Overvaluing assets in a new tech wave is common and leads to corrections, as seen with mobile and cloud. This differs from a systemic collapse, which requires fundamental weaknesses like the massive debt and fraud that fueled the dot-com crash. Today's AI buildout is funded by cash-rich companies.
The first internet live stream was a coffee pot, which seemed like a silly toy. This pattern repeats: transformative technologies begin with seemingly trivial applications. Skeptics consistently confuse this initial silliness with a lack of serious potential, failing to see how these "toys" foreshadow massive future industries.

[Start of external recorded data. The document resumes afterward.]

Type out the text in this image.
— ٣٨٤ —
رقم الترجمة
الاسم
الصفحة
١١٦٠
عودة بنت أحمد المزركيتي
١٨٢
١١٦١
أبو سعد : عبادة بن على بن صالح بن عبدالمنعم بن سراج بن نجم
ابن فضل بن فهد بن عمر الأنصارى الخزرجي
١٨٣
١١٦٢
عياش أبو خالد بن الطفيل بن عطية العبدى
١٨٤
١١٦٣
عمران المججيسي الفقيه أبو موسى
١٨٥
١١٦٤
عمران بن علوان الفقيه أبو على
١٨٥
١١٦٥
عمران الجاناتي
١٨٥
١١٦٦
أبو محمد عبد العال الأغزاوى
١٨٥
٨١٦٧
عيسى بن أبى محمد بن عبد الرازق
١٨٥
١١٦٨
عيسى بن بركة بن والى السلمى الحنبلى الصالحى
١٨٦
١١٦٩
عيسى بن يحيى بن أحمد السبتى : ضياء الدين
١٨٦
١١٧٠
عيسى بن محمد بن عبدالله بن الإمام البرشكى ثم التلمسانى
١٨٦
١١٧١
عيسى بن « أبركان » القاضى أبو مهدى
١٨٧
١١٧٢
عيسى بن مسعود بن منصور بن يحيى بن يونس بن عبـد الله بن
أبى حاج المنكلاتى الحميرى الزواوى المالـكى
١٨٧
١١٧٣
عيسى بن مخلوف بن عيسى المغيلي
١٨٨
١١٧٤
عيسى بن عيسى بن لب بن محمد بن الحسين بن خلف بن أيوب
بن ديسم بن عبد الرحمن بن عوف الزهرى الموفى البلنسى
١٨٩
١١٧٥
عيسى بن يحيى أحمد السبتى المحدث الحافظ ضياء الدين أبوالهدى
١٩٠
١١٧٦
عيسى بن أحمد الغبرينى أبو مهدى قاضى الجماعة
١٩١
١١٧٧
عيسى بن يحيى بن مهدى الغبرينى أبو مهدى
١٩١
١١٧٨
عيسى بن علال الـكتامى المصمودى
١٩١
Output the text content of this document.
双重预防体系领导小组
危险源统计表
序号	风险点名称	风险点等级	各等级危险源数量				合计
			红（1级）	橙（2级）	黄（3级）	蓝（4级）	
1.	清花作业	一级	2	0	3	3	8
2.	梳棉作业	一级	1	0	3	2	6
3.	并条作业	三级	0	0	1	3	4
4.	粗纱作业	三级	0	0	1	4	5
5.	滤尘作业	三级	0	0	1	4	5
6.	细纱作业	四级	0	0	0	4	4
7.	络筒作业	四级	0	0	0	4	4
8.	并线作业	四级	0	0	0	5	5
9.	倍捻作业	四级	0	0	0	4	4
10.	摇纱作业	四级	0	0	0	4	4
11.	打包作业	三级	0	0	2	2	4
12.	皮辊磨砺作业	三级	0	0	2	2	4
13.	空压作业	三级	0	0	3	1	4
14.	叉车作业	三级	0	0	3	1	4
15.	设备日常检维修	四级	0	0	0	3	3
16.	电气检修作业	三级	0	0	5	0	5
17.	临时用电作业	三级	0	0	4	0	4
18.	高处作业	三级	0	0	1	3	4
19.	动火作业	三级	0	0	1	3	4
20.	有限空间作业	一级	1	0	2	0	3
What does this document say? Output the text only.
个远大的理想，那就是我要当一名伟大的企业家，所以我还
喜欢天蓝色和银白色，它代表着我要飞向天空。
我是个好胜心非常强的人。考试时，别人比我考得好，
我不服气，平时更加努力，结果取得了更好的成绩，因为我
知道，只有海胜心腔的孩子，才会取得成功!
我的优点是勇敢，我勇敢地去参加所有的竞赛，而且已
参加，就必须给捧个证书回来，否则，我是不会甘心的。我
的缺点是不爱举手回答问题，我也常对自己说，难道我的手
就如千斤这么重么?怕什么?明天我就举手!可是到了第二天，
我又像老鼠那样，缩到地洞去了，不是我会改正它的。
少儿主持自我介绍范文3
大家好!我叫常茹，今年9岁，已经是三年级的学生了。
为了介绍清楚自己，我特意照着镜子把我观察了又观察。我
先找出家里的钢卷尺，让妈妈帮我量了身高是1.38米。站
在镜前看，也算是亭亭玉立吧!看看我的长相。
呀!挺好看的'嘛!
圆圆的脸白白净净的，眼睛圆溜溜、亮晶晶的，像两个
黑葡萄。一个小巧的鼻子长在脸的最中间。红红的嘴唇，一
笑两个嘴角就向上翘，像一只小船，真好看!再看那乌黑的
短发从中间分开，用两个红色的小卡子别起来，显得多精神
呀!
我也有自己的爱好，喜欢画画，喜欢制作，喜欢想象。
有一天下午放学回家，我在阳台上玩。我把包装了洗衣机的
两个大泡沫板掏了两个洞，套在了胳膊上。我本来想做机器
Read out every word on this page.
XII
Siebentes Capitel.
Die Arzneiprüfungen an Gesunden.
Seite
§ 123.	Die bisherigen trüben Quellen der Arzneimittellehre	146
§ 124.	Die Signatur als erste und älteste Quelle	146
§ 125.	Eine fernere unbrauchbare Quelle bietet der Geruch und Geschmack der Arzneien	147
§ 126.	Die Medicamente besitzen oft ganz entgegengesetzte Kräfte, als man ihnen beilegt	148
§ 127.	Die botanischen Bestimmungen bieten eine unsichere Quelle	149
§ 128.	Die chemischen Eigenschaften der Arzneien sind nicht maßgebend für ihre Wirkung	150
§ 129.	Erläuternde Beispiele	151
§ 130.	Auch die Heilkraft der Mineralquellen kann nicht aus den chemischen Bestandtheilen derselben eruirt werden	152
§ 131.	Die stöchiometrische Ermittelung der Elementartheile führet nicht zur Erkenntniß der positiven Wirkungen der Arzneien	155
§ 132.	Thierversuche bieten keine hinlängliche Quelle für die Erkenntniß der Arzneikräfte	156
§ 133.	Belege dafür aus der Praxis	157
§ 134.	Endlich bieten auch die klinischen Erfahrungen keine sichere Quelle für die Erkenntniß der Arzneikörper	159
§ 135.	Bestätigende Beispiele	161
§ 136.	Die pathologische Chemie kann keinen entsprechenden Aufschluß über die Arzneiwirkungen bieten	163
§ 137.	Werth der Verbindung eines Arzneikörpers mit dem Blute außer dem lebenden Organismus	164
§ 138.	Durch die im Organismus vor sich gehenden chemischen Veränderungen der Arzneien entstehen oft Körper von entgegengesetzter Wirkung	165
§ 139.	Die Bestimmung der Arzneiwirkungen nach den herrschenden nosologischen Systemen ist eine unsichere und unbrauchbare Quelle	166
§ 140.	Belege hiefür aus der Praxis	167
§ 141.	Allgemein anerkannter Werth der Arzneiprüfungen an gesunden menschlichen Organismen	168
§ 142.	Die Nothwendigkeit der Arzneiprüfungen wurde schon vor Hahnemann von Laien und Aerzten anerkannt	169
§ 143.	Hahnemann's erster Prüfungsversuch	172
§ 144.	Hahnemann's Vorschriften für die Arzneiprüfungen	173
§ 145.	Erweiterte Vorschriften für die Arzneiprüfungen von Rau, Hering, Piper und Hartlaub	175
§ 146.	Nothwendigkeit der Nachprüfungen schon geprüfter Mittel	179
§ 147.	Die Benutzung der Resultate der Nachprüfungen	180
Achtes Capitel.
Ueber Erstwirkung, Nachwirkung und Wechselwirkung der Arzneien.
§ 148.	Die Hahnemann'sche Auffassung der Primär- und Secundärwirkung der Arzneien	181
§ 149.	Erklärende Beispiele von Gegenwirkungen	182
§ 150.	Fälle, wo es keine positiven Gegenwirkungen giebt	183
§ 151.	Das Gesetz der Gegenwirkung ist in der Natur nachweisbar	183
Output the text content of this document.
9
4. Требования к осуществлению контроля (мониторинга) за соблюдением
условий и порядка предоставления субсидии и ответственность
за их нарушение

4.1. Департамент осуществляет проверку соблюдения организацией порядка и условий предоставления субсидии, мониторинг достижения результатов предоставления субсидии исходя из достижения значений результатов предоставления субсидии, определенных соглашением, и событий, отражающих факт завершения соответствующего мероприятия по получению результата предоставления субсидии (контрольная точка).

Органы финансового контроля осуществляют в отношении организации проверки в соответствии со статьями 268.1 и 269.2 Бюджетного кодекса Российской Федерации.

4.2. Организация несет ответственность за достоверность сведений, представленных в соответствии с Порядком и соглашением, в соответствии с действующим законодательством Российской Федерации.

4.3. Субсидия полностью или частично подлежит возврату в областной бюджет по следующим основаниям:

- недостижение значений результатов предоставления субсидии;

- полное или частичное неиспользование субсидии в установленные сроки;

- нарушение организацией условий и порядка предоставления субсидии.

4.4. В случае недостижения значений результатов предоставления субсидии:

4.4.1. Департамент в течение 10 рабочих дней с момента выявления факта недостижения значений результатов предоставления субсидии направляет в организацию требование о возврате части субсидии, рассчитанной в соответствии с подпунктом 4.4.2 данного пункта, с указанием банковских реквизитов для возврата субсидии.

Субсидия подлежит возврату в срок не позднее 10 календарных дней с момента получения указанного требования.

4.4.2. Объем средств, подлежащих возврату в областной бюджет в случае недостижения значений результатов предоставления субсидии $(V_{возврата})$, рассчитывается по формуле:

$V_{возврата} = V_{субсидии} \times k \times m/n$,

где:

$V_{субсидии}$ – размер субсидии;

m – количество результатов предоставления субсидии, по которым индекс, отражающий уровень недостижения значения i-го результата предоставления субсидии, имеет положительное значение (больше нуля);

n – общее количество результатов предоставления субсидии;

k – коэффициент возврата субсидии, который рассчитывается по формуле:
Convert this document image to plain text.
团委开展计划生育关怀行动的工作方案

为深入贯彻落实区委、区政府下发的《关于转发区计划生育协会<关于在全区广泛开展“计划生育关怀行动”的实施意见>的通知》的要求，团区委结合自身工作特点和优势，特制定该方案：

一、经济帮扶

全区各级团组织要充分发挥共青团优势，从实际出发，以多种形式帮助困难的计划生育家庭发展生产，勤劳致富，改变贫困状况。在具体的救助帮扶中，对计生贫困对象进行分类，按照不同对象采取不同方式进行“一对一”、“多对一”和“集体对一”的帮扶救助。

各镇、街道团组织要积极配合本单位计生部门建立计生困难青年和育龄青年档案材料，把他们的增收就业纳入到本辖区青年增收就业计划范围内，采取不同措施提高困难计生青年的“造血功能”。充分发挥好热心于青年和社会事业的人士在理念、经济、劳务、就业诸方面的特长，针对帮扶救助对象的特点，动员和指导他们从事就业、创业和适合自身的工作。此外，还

The abundance of private capital means the most successful companies no longer need to go public for growth funding. This disrupts the traditional VC model, where IPOs are a primary exit path, forcing firms to re-evaluate how and when they achieve liquidity for their limited partners, even for their best assets.
Public focus on capital-intensive LLMs from companies like OpenAI obscures the true market landscape. A bigger opportunity for venture investment lies in the "long tail"—a vast ecosystem of companies building specialized generative models for specific modalities like images, video, speech, and music.
For decades, AI only offered incremental improvements (e.g., 20% better fraud detection), which benefited large incumbents. Generative AI is a step-change, enabling entirely new user behaviors like creativity and emotional connection, creating the "1000x better" disruption needed to build new, iconic companies.
Critics argue AI revenue must grow exponentially to justify investment. However, for incumbents like Meta, this isn't net-new revenue. It's a massive internal budget shift from established products to new AI features, redirecting existing user engagement and spend rather than creating a market from scratch.